Ich holte schon Luft, um zum Reden anzusetzen, als sie weitersprach.

„Aber als deine beste Freundin respektiere ich deine Entscheidungen. Auch wenn ich sie nicht immer gutheiße. Du bist ein guter Mensch und ich weiß, dass du nur das Beste tun willst. Du weißt, was du tust und ich vertraue auf deine Entscheidungen."

Mein Mund klappte wieder zu und ergriffen sah ich sie an.

Ich hatte nicht gewusst, wie sehr ich diese Worte gebraucht hatte. „Danke", hauchte ich leise und sie lächelte mir zaghaft zu.

All die Monate hatte ich an mir gezweifelt. So viele Entscheidungen, die ich treffen musste und ich wusste nie, ob ich das richtige tat. Ich wurde verletzt und ich hatte verletzt. Ich hatte geweint und gezweifelt, gelogen und betrogen. Ich bereute viel, aber am Ende, wollte ich doch bloß auf eines hinaus: Das alles wieder gut wird.

Ich konnte die Tränen nicht verhindern, die mir in die Augen stiegen und kurzerhand quetschte Lia sich durch die Vordersitze zu mir auf die Rückbank.

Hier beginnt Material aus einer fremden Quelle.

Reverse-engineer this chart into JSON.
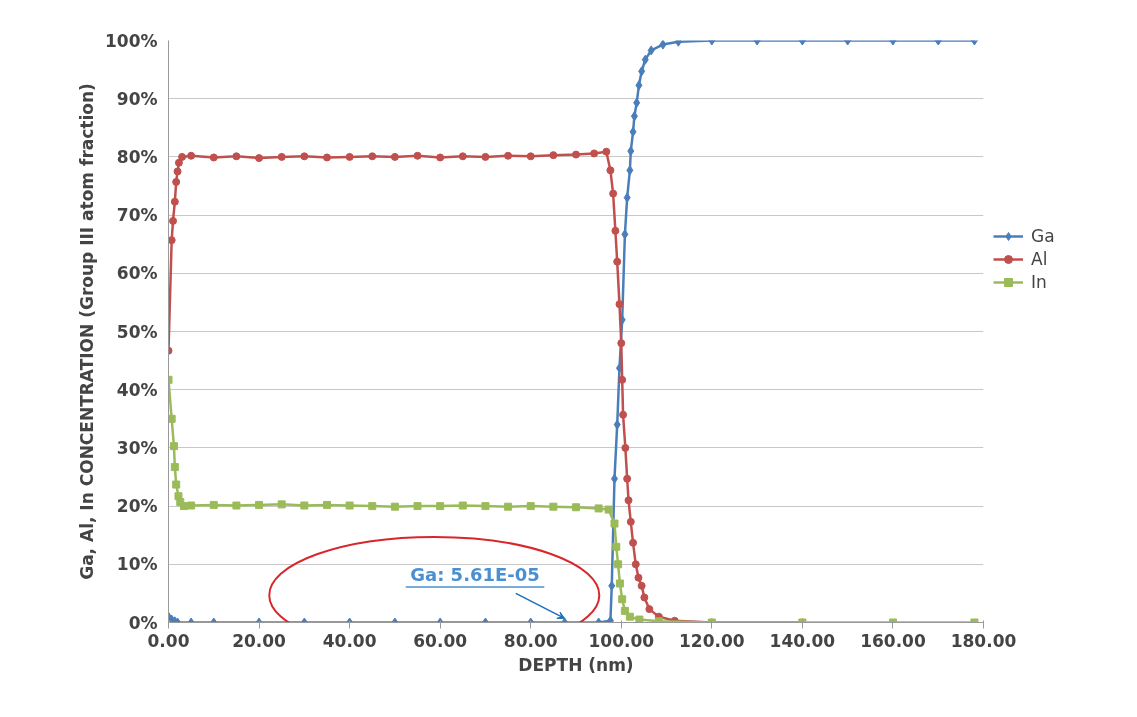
{
  "chart_data": {
    "type": "line",
    "xlabel": "DEPTH (nm)",
    "ylabel": "Ga, Al, In CONCENTRATION (Group III atom fraction)",
    "xlim": [
      0,
      180
    ],
    "ylim": [
      0,
      100
    ],
    "xticks": [
      {
        "value": 0,
        "label": "0.00"
      },
      {
        "value": 20,
        "label": "20.00"
      },
      {
        "value": 40,
        "label": "40.00"
      },
      {
        "value": 60,
        "label": "60.00"
      },
      {
        "value": 80,
        "label": "80.00"
      },
      {
        "value": 100,
        "label": "100.00"
      },
      {
        "value": 120,
        "label": "120.00"
      },
      {
        "value": 140,
        "label": "140.00"
      },
      {
        "value": 160,
        "label": "160.00"
      },
      {
        "value": 180,
        "label": "180.00"
      }
    ],
    "yticks": [
      {
        "value": 0,
        "label": "0%"
      },
      {
        "value": 10,
        "label": "10%"
      },
      {
        "value": 20,
        "label": "20%"
      },
      {
        "value": 30,
        "label": "30%"
      },
      {
        "value": 40,
        "label": "40%"
      },
      {
        "value": 50,
        "label": "50%"
      },
      {
        "value": 60,
        "label": "60%"
      },
      {
        "value": 70,
        "label": "70%"
      },
      {
        "value": 80,
        "label": "80%"
      },
      {
        "value": 90,
        "label": "90%"
      },
      {
        "value": 100,
        "label": "100%"
      }
    ],
    "grid": "y",
    "legend": "right",
    "line_style": "solid",
    "series": [
      {
        "name": "Ga",
        "color": "#4a7ebb",
        "marker": "diamond",
        "x": [
          0,
          0.7,
          1.4,
          2,
          5,
          10,
          20,
          30,
          40,
          50,
          60,
          70,
          80,
          87.5,
          95,
          97.6,
          97.9,
          98.5,
          99.1,
          99.6,
          100.2,
          100.8,
          101.3,
          101.9,
          102.1,
          102.6,
          102.9,
          103.4,
          103.9,
          104.5,
          105.3,
          106.6,
          109.2,
          112.6,
          120,
          130,
          140,
          150,
          160,
          170,
          178
        ],
        "values": [
          1,
          0.5,
          0.2,
          0,
          0,
          0,
          0,
          0,
          0,
          0,
          0,
          0,
          0,
          0,
          0,
          0.3,
          6.3,
          24.7,
          34,
          43.7,
          52,
          66.7,
          73,
          77.7,
          81,
          84.3,
          87,
          89.3,
          92.3,
          94.7,
          96.7,
          98.3,
          99.3,
          99.8,
          100,
          100,
          100,
          100,
          100,
          100,
          100
        ]
      },
      {
        "name": "Al",
        "color": "#c0504d",
        "marker": "circle",
        "x": [
          0,
          0.7,
          1,
          1.4,
          1.7,
          2,
          2.3,
          3,
          5,
          10,
          15,
          20,
          25,
          30,
          35,
          40,
          45,
          50,
          55,
          60,
          65,
          70,
          75,
          80,
          85,
          90,
          94,
          96.7,
          97.6,
          98.2,
          98.7,
          99.1,
          99.6,
          100,
          100.2,
          100.4,
          100.9,
          101.3,
          101.6,
          102.1,
          102.6,
          103.2,
          103.8,
          104.5,
          105.1,
          106.2,
          108.3,
          111.8,
          120,
          140
        ],
        "values": [
          46.7,
          65.7,
          69,
          72.3,
          75.7,
          77.5,
          79,
          80,
          80.2,
          79.9,
          80.1,
          79.8,
          80,
          80.1,
          79.9,
          80,
          80.1,
          80,
          80.2,
          79.9,
          80.1,
          80,
          80.2,
          80.1,
          80.3,
          80.4,
          80.6,
          80.9,
          77.7,
          73.7,
          67.3,
          62,
          54.7,
          48,
          41.7,
          35.7,
          30,
          24.7,
          21,
          17.3,
          13.7,
          10,
          7.7,
          6.3,
          4.3,
          2.3,
          1,
          0.3,
          0,
          0
        ]
      },
      {
        "name": "In",
        "color": "#9bbb59",
        "marker": "square",
        "x": [
          0,
          0.7,
          1.2,
          1.4,
          1.7,
          2.2,
          2.6,
          3.4,
          5,
          10,
          15,
          20,
          25,
          30,
          35,
          40,
          45,
          50,
          55,
          60,
          65,
          70,
          75,
          80,
          85,
          90,
          95,
          97.2,
          98.5,
          98.9,
          99.3,
          99.7,
          100.2,
          100.8,
          101.9,
          104,
          108.3,
          120,
          140,
          160,
          178
        ],
        "values": [
          41.7,
          35,
          30.3,
          26.7,
          23.7,
          21.7,
          20.7,
          20,
          20.1,
          20.2,
          20.1,
          20.2,
          20.3,
          20.1,
          20.2,
          20.1,
          20,
          19.9,
          20,
          20,
          20.1,
          20,
          19.9,
          20,
          19.9,
          19.8,
          19.6,
          19.4,
          17,
          13,
          10,
          6.7,
          4,
          2,
          1,
          0.5,
          0.2,
          0,
          0,
          0,
          0
        ]
      }
    ],
    "annotations": [
      {
        "text": "Ga: 5.61E-05",
        "x": 87.5,
        "y": 0
      }
    ]
  }
}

Mit einem leisen schluchzen fiel ich ihr in die Arme.

„Nicht weinen, Schätzchen", murmelte sie und drückte mich feste an sich, als ein weiterer Schluchzer mich schüttelte.

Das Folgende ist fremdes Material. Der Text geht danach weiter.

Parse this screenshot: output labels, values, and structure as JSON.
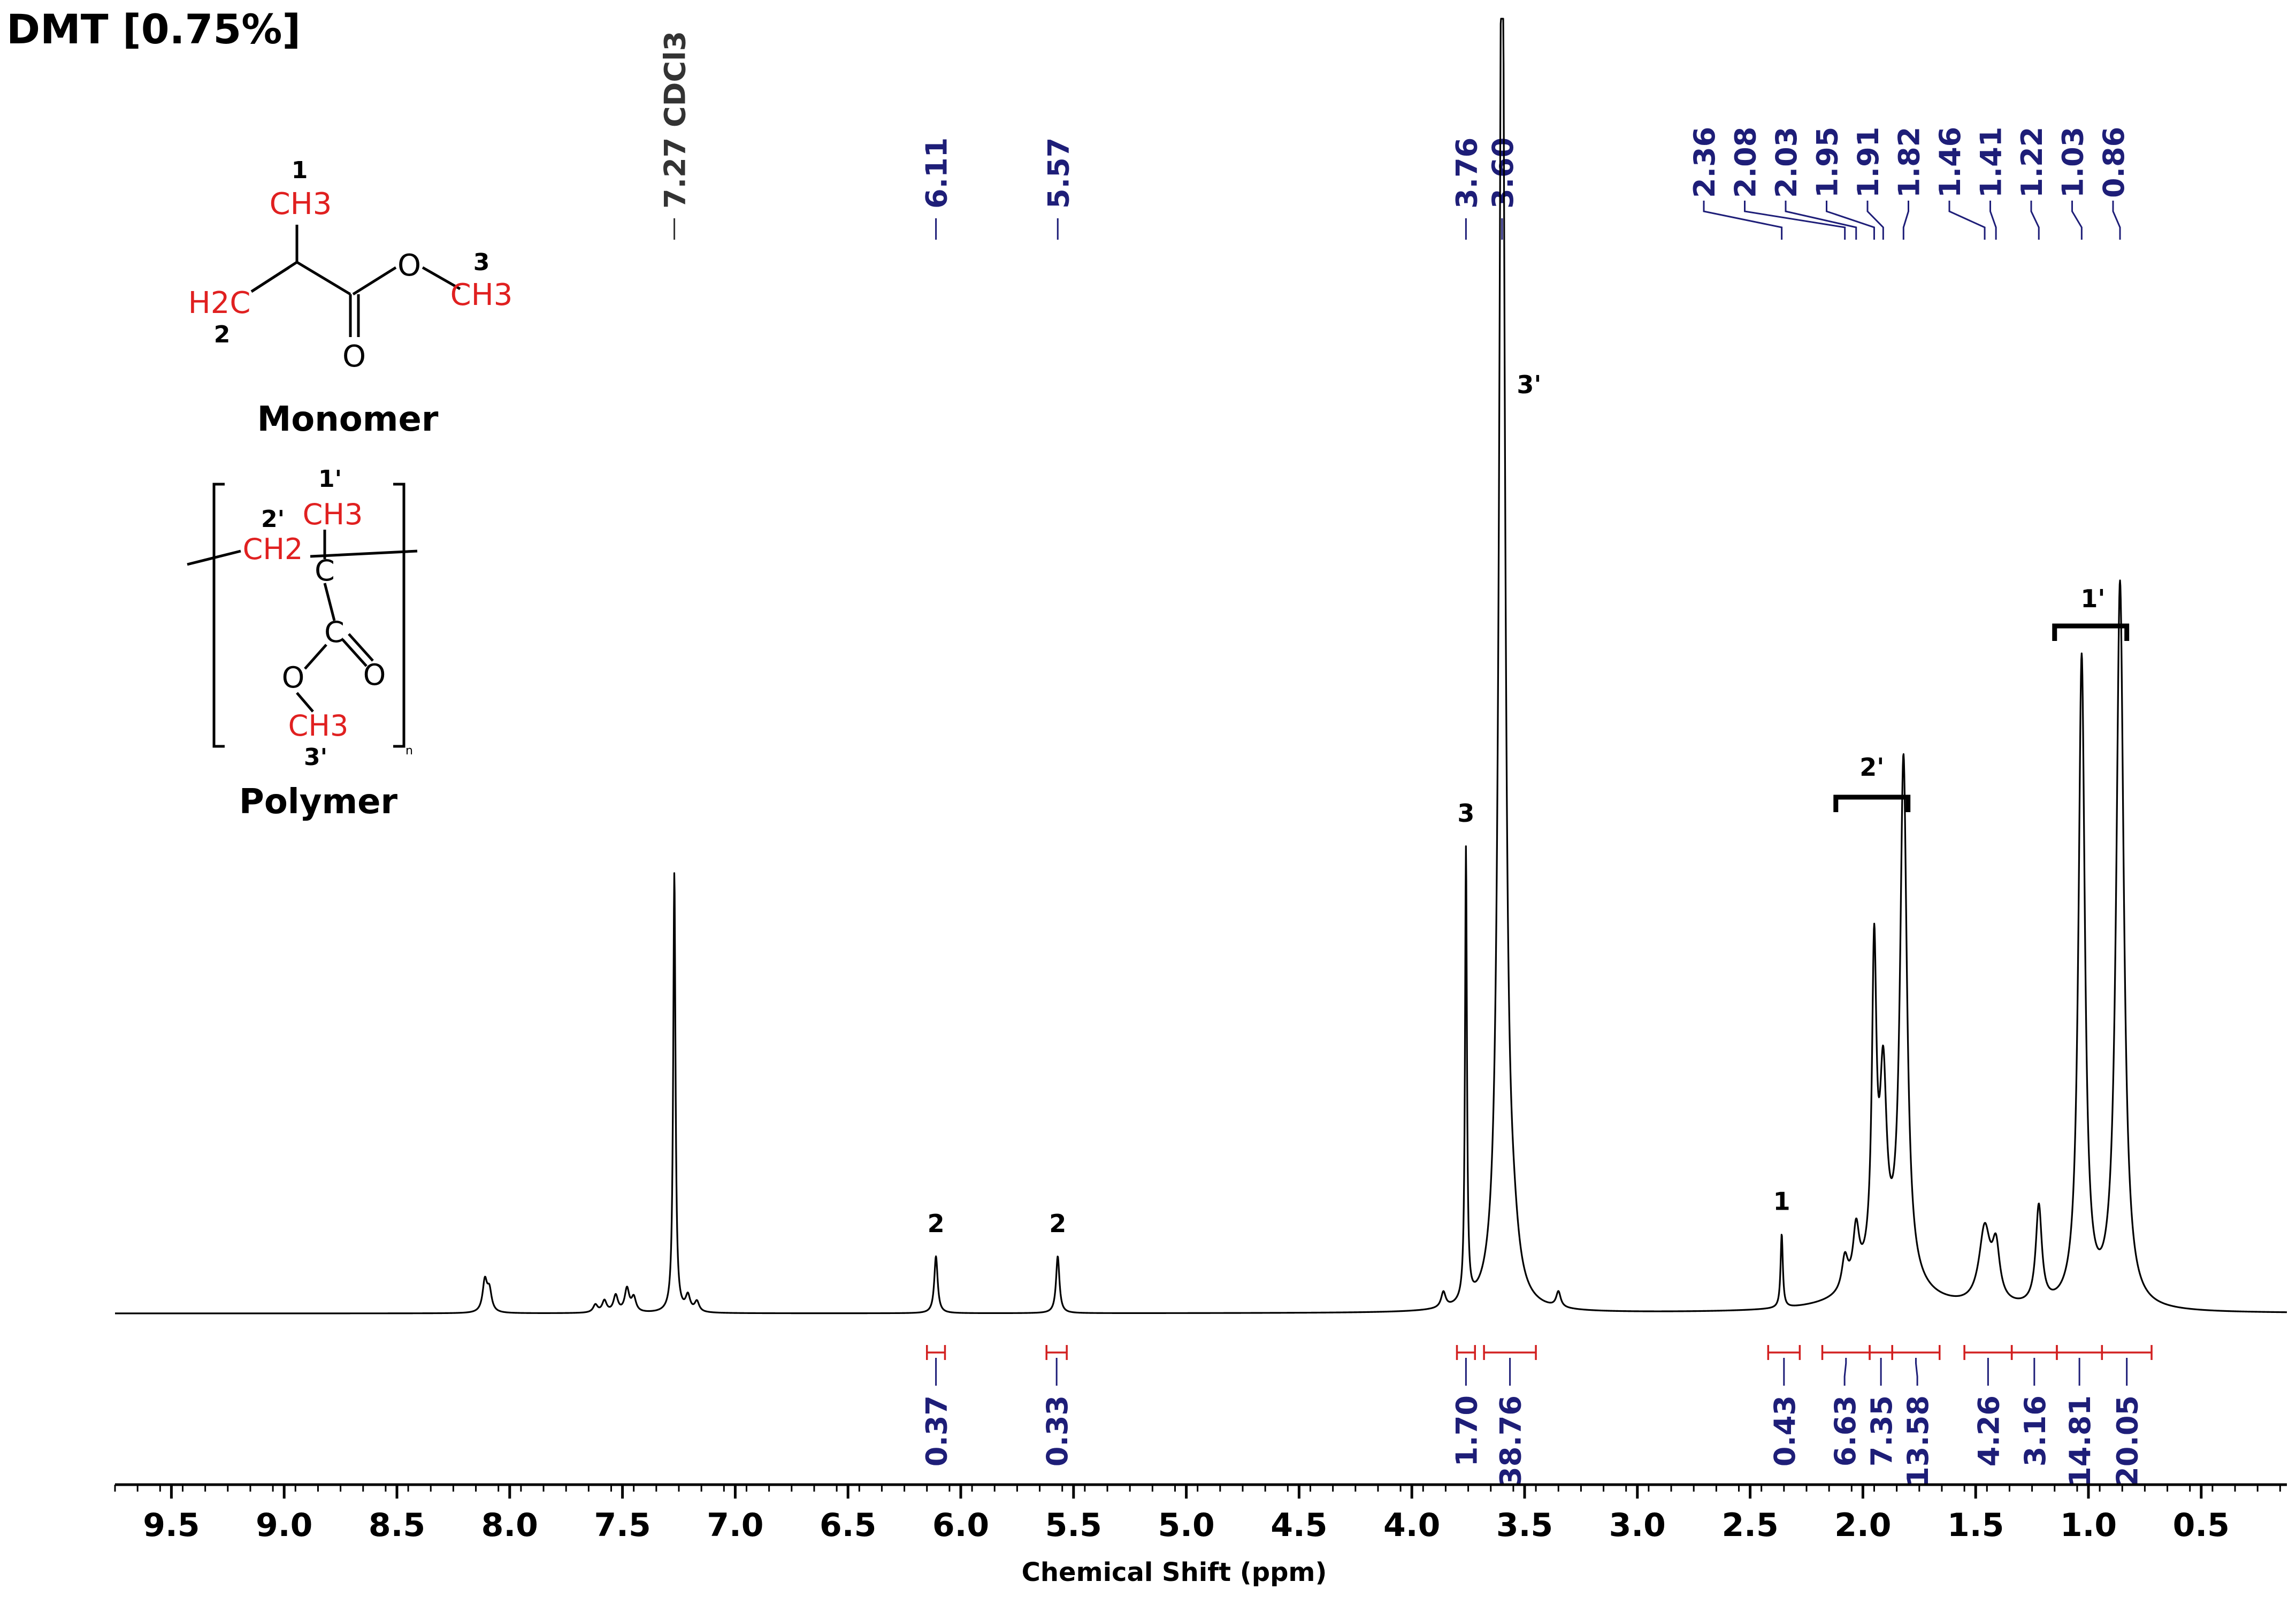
{
  "title": "DMT [0.75%]",
  "colors": {
    "peak_label": "#1e1e78",
    "integral": "#d22020",
    "trace": "#000000",
    "atom_red": "#e02020"
  },
  "chart_data": {
    "type": "line",
    "title": "DMT [0.75%]",
    "xlabel": "Chemical Shift (ppm)",
    "ylabel": "",
    "x_reversed": true,
    "xlim": [
      9.75,
      0.12
    ],
    "xticks": [
      "9.5",
      "9.0",
      "8.5",
      "8.0",
      "7.5",
      "7.0",
      "6.5",
      "6.0",
      "5.5",
      "5.0",
      "4.5",
      "4.0",
      "3.5",
      "3.0",
      "2.5",
      "2.0",
      "1.5",
      "1.0",
      "0.5"
    ],
    "series": [
      {
        "peaks": [
          {
            "x": 8.11,
            "h": 0.024,
            "w": 0.012
          },
          {
            "x": 8.09,
            "h": 0.016,
            "w": 0.012
          },
          {
            "x": 7.62,
            "h": 0.006,
            "w": 0.012
          },
          {
            "x": 7.58,
            "h": 0.009,
            "w": 0.012
          },
          {
            "x": 7.53,
            "h": 0.013,
            "w": 0.012
          },
          {
            "x": 7.48,
            "h": 0.018,
            "w": 0.012
          },
          {
            "x": 7.45,
            "h": 0.011,
            "w": 0.012
          },
          {
            "x": 7.27,
            "h": 0.34,
            "w": 0.006
          },
          {
            "x": 7.21,
            "h": 0.012,
            "w": 0.012
          },
          {
            "x": 7.17,
            "h": 0.008,
            "w": 0.012
          },
          {
            "x": 6.11,
            "h": 0.044,
            "w": 0.009
          },
          {
            "x": 5.57,
            "h": 0.044,
            "w": 0.009
          },
          {
            "x": 3.86,
            "h": 0.012,
            "w": 0.012
          },
          {
            "x": 3.76,
            "h": 0.35,
            "w": 0.005
          },
          {
            "x": 3.6,
            "h": 1.15,
            "w": 0.015
          },
          {
            "x": 3.55,
            "h": 0.03,
            "w": 0.03
          },
          {
            "x": 3.35,
            "h": 0.012,
            "w": 0.012
          },
          {
            "x": 2.36,
            "h": 0.057,
            "w": 0.006
          },
          {
            "x": 2.08,
            "h": 0.025,
            "w": 0.016
          },
          {
            "x": 2.03,
            "h": 0.042,
            "w": 0.016
          },
          {
            "x": 1.95,
            "h": 0.24,
            "w": 0.012
          },
          {
            "x": 1.91,
            "h": 0.14,
            "w": 0.018
          },
          {
            "x": 1.82,
            "h": 0.4,
            "w": 0.018
          },
          {
            "x": 1.9,
            "h": 0.03,
            "w": 0.15
          },
          {
            "x": 1.46,
            "h": 0.058,
            "w": 0.03
          },
          {
            "x": 1.41,
            "h": 0.04,
            "w": 0.02
          },
          {
            "x": 1.22,
            "h": 0.076,
            "w": 0.016
          },
          {
            "x": 1.03,
            "h": 0.5,
            "w": 0.017
          },
          {
            "x": 0.86,
            "h": 0.56,
            "w": 0.02
          }
        ]
      }
    ],
    "peak_labels": [
      {
        "x": 7.27,
        "text": "7.27 CDCl3"
      },
      {
        "x": 6.11,
        "text": "6.11"
      },
      {
        "x": 5.57,
        "text": "5.57"
      },
      {
        "x": 3.76,
        "text": "3.76"
      },
      {
        "x": 3.6,
        "text": "3.60"
      },
      {
        "x": 2.36,
        "text": "2.36"
      },
      {
        "x": 2.08,
        "text": "2.08"
      },
      {
        "x": 2.03,
        "text": "2.03"
      },
      {
        "x": 1.95,
        "text": "1.95"
      },
      {
        "x": 1.91,
        "text": "1.91"
      },
      {
        "x": 1.82,
        "text": "1.82"
      },
      {
        "x": 1.46,
        "text": "1.46"
      },
      {
        "x": 1.41,
        "text": "1.41"
      },
      {
        "x": 1.22,
        "text": "1.22"
      },
      {
        "x": 1.03,
        "text": "1.03"
      },
      {
        "x": 0.86,
        "text": "0.86"
      }
    ],
    "integrals": [
      {
        "from": 6.15,
        "to": 6.07,
        "value": "0.37"
      },
      {
        "from": 5.62,
        "to": 5.53,
        "value": "0.33"
      },
      {
        "from": 3.8,
        "to": 3.72,
        "value": "1.70"
      },
      {
        "from": 3.68,
        "to": 3.45,
        "value": "38.76"
      },
      {
        "from": 2.42,
        "to": 2.28,
        "value": "0.43"
      },
      {
        "from": 2.18,
        "to": 1.97,
        "value": "6.63"
      },
      {
        "from": 1.97,
        "to": 1.87,
        "value": "7.35"
      },
      {
        "from": 1.87,
        "to": 1.66,
        "value": "13.58"
      },
      {
        "from": 1.55,
        "to": 1.34,
        "value": "4.26"
      },
      {
        "from": 1.34,
        "to": 1.14,
        "value": "3.16"
      },
      {
        "from": 1.14,
        "to": 0.94,
        "value": "14.81"
      },
      {
        "from": 0.94,
        "to": 0.72,
        "value": "20.05"
      }
    ],
    "assignments": [
      {
        "x": 6.11,
        "text": "2"
      },
      {
        "x": 5.57,
        "text": "2"
      },
      {
        "x": 3.76,
        "text": "3"
      },
      {
        "x": 3.48,
        "text": "3'"
      },
      {
        "x": 2.36,
        "text": "1"
      },
      {
        "x": 1.96,
        "text": "2'"
      },
      {
        "x": 0.98,
        "text": "1'"
      }
    ],
    "brackets": [
      {
        "from": 2.12,
        "to": 1.8,
        "text": "2'"
      },
      {
        "from": 1.15,
        "to": 0.83,
        "text": "1'"
      }
    ]
  },
  "structures": {
    "monomer": {
      "name": "Monomer",
      "ch3_top": "CH3",
      "ch3_top_num": "1",
      "h2c": "H2C",
      "h2c_num": "2",
      "o_ester": "O",
      "o_carbonyl": "O",
      "ch3_ester": "CH3",
      "ch3_ester_num": "3"
    },
    "polymer": {
      "name": "Polymer",
      "ch3_top": "CH3",
      "ch3_top_num": "1'",
      "ch2": "CH2",
      "ch2_num": "2'",
      "c_center": "C",
      "c_carbonyl": "C",
      "o_ester": "O",
      "o_carbonyl": "O",
      "ch3_ester": "CH3",
      "ch3_ester_num": "3'",
      "subscript_n": "n"
    }
  }
}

Ich war froh ihr endlich alles anvertraut zu haben und nicht mehr alles alleine durchstehen zu müssen. Das alles würde bald ein Ende finden und dann konnte ich endlich meinen Frieden finden. Aber bis dahin durfte ich noch eine Weile weinen, denn selbst wenn ich manchmal an mir zweifelte, hatte ich immer noch meine Freunde, die mir den Rücken stärkten.